Le capitaine Lawrence Glover s’est enrôlé dans les FAC en 2011 et a servi dans le 2e Régiment du génie de combat à titre de commandant de la 5e Troupe et d’officier des opérations du 24e Escadron de campagne. Après cette première affectation, il a été instructeur de tactique à l’École du génie militaire des Forces canadiennes. Depuis l’été 2019, il est retourné au 24e Escadron de campagne pour y faire sa deuxième période de service au sein du Régiment. Il détient un baccalauréat ès sciences en biochimie qu’il a obtenu à l’Université Mount Allison.

Des participants du 5e Groupe-brigade mécanisé du Canada (5 GBMC) à la compétition Iceman 2018 (ski de fond) à la BFC Valcartier, le 28 février 2018.

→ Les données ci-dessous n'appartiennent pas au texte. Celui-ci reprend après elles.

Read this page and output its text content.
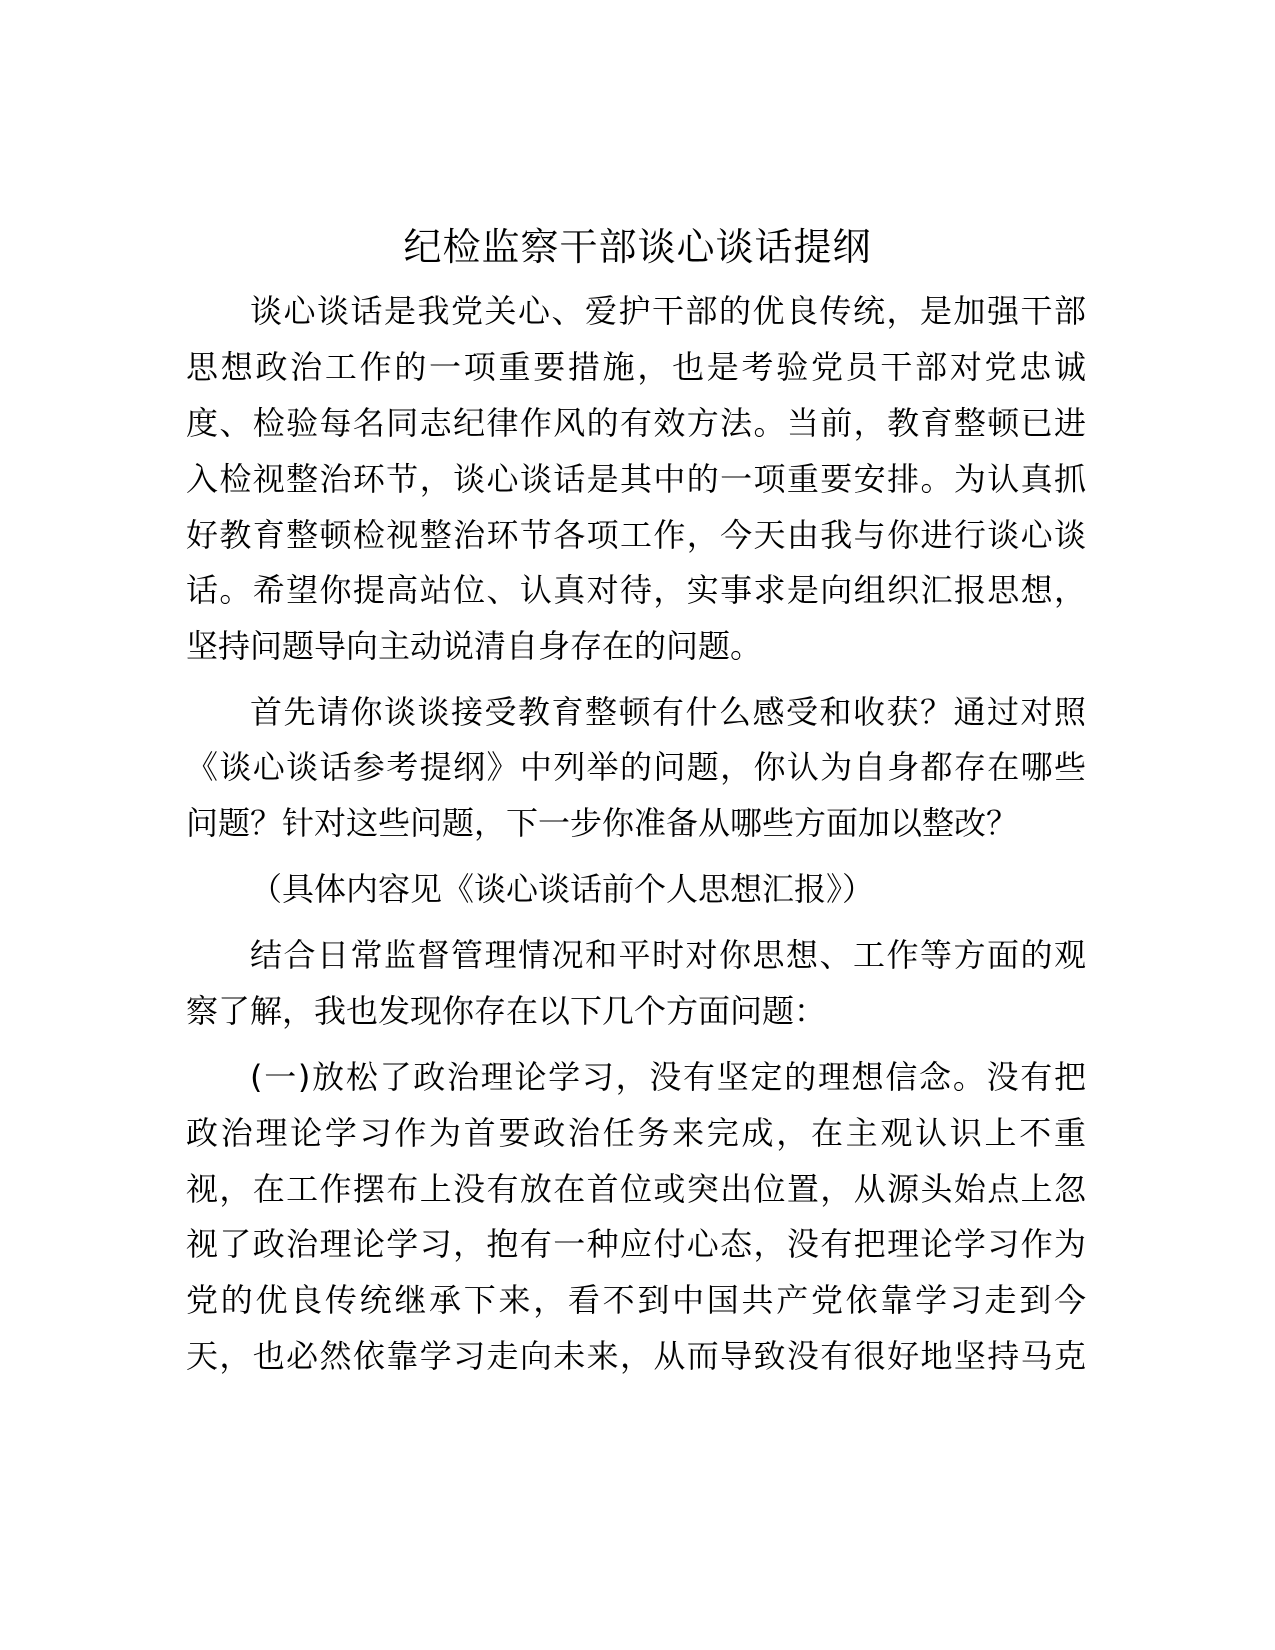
纪检监察干部谈心谈话提纲
谈心谈话是我党关心、爱护干部的优良传统，是加强干部
思想政治工作的一项重要措施，也是考验党员干部对党忠诚
度、检验每名同志纪律作风的有效方法。当前，教育整顿已进
入检视整治环节，谈心谈话是其中的一项重要安排。为认真抓
好教育整顿检视整治环节各项工作，今天由我与你进行谈心谈
话。希望你提高站位、认真对待，实事求是向组织汇报思想，
坚持问题导向主动说清自身存在的问题。
首先请你谈谈接受教育整顿有什么感受和收获？通过对照
《谈心谈话参考提纲》中列举的问题，你认为自身都存在哪些
问题？针对这些问题，下一步你准备从哪些方面加以整改？
（具体内容见《谈心谈话前个人思想汇报》）
结合日常监督管理情况和平时对你思想、工作等方面的观
察了解，我也发现你存在以下几个方面问题：
(一)放松了政治理论学习，没有坚定的理想信念。没有把
政治理论学习作为首要政治任务来完成，在主观认识上不重
视，在工作摆布上没有放在首位或突出位置，从源头始点上忽
视了政治理论学习，抱有一种应付心态，没有把理论学习作为
党的优良传统继承下来，看不到中国共产党依靠学习走到今
天，也必然依靠学习走向未来，从而导致没有很好地坚持马克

Photo du MDN VL10-2018-0011-011 prise par Nedia Coutinho

Notes

  1. Warburton, Nicol et Bredin « Health Benefits of Physical Activity: The Evidence », dans le Journal de l’Association médicale canadienne, 2006.
  2. Deuster et Silverman, « Physical Fitness: A Pathway to Health and Resilience », US Army Medical Department Journal, 2013.
  3. Murphy et Breslin, « Using financial incentives to increase physical activity, weight loss and well-being: a randomized control trial », Working Papers in the Health Sciences, 2014.
  4. Stevens et coll., « Leaders Promote Attendance in Sport and Exercise Sessions by Fostering Social Identity », Scandinavian Journal of Medicine and Science in Sports, 2018.
  5. Aral et Nicolaides, « Exercise contagion in a global social network », Massachusetts Institute of Technology (MIT), 2017.
  6. Centre de guerre terrestre de l’Armée canadienne, Engagement rapproché : La puissance terrestre à l’ère de l’incertitude, B-GL-310-001/AG-002.